I dont have an AVm diagnosis. I also have not seen the proper dr for it yet . My arteries i have been told look fine but that one side is more dominant on one side basically doing all of the work for both Hemispheres. I am due to get a venogram on September 10th. The CT scan with the contrast showed the vein flow dominance …or whatever you call it . I do have dizziness and vertigo and very intense head pain.
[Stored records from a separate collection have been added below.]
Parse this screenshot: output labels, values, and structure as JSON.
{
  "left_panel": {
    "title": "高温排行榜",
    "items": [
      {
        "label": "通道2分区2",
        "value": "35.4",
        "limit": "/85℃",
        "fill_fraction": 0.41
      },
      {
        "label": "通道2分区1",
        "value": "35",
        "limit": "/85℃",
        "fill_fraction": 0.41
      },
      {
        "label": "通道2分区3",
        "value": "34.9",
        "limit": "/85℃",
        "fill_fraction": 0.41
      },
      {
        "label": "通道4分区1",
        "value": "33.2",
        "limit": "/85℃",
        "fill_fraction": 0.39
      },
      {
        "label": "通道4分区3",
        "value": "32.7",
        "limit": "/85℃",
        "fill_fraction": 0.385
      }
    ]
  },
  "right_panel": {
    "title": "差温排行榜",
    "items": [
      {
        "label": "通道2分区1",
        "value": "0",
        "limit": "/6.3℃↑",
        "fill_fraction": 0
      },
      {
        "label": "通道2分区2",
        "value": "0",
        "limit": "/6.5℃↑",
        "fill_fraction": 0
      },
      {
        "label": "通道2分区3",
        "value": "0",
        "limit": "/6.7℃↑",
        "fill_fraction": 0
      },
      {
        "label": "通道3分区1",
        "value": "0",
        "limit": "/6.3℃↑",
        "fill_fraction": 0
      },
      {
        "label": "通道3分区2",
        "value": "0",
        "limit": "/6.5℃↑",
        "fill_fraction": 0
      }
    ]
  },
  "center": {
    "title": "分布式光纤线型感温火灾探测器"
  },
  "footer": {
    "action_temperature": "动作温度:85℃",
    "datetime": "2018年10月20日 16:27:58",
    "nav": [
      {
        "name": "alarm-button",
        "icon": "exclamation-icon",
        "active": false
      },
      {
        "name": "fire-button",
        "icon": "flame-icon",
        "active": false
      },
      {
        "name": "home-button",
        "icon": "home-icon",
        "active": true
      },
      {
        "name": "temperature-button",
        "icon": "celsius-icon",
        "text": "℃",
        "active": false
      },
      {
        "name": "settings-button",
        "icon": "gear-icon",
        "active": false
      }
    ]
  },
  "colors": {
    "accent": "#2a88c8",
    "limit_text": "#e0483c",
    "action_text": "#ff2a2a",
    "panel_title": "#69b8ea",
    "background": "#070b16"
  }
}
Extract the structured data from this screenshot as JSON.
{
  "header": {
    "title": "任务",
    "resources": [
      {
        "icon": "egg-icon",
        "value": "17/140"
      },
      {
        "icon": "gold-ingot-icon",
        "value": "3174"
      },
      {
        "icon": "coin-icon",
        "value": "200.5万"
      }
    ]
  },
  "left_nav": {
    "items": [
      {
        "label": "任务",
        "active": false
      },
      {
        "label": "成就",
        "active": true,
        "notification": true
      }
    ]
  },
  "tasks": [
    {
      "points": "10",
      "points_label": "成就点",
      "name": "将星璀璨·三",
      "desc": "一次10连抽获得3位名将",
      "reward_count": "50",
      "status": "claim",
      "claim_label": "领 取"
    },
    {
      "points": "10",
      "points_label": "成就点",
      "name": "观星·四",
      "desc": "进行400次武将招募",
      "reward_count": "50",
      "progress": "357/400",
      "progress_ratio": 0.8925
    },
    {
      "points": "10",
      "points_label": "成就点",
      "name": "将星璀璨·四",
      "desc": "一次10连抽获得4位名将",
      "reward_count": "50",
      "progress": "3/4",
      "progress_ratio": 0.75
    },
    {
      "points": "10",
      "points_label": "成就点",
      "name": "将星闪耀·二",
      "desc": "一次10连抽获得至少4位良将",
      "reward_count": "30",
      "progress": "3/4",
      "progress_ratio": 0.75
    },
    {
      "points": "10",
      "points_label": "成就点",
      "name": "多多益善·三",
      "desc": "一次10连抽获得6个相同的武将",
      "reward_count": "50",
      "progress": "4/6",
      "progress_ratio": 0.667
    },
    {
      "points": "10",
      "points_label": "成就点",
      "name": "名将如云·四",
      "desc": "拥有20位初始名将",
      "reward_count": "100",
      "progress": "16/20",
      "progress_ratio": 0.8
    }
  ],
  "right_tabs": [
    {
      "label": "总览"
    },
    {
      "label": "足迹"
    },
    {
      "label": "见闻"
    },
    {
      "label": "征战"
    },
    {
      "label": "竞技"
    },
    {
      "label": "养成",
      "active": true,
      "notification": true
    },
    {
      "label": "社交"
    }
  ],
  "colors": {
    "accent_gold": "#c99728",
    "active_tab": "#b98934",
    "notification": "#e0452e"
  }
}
If I move a certain way and driving is especially difficult for me…when questioned about my head pains (up until this point I was diagnosed with unspecified migraines type) I was told by a head pain specialist neurologist…that if I had an AVM it would hurt all of the time not just with movements. She wants me to try myofascial release massage and also do the venogram to look at the back or the head veins. My CT with contrast the drs I’ve spoken to recently this one believes that I actually already did an angiogram because she could see the arteries so well. I guess I am confused because I thought the CT with contrast was different than an angiogram. The way the head pain specialist explained it to me based on my PT (she was thorough and at least knew WTH PT actually IS and did diagnose me with Pulsatile tinnitus) she said the arteries don’t sound like they are my issue that if I did have a physical issue causing the pain and sounds it sounded vascular.
I should also note that I have been diagnosed with vasculitis of the extrememties and Raynauds etc. I have also had a form of colitis requiring hospitalization years ago that was an ischemic colitis…lack of blood flow. Which is a very odd thing to happen at age 31. Since when i am in the most pain with my head pains it often feels like I am passing something i get such a pulse directly in time to my head throbbing. I am wondering if those of you who were symptomatic with AVM did you experience pain like this only with certain movements …my current dr thinks I am having intended enough muscle spasms causing all of this but she is still doing a venogram. Would an AVM hurt all or the time like she seems to think?
I will not speak for anyone else, but for me, I have had an AVM rupture in my head twice. The first was a catastrophic rupture, forcing me to pass out, throw up, and be placed effectively on life support while the doctors operated. I went through 3 months of intense rehab to relearn to walk, talk, read, and write. That was my “major bleed.” The second rupture was more “minor” with it rupturing only to the point that the blood showed the doctors where to trace the vein to in my skull. Again, I would strongly recommend consulting with your doctor regarding the headaches you are having. It may be simply migraines, or it may be something more nefarious. Hope this helps.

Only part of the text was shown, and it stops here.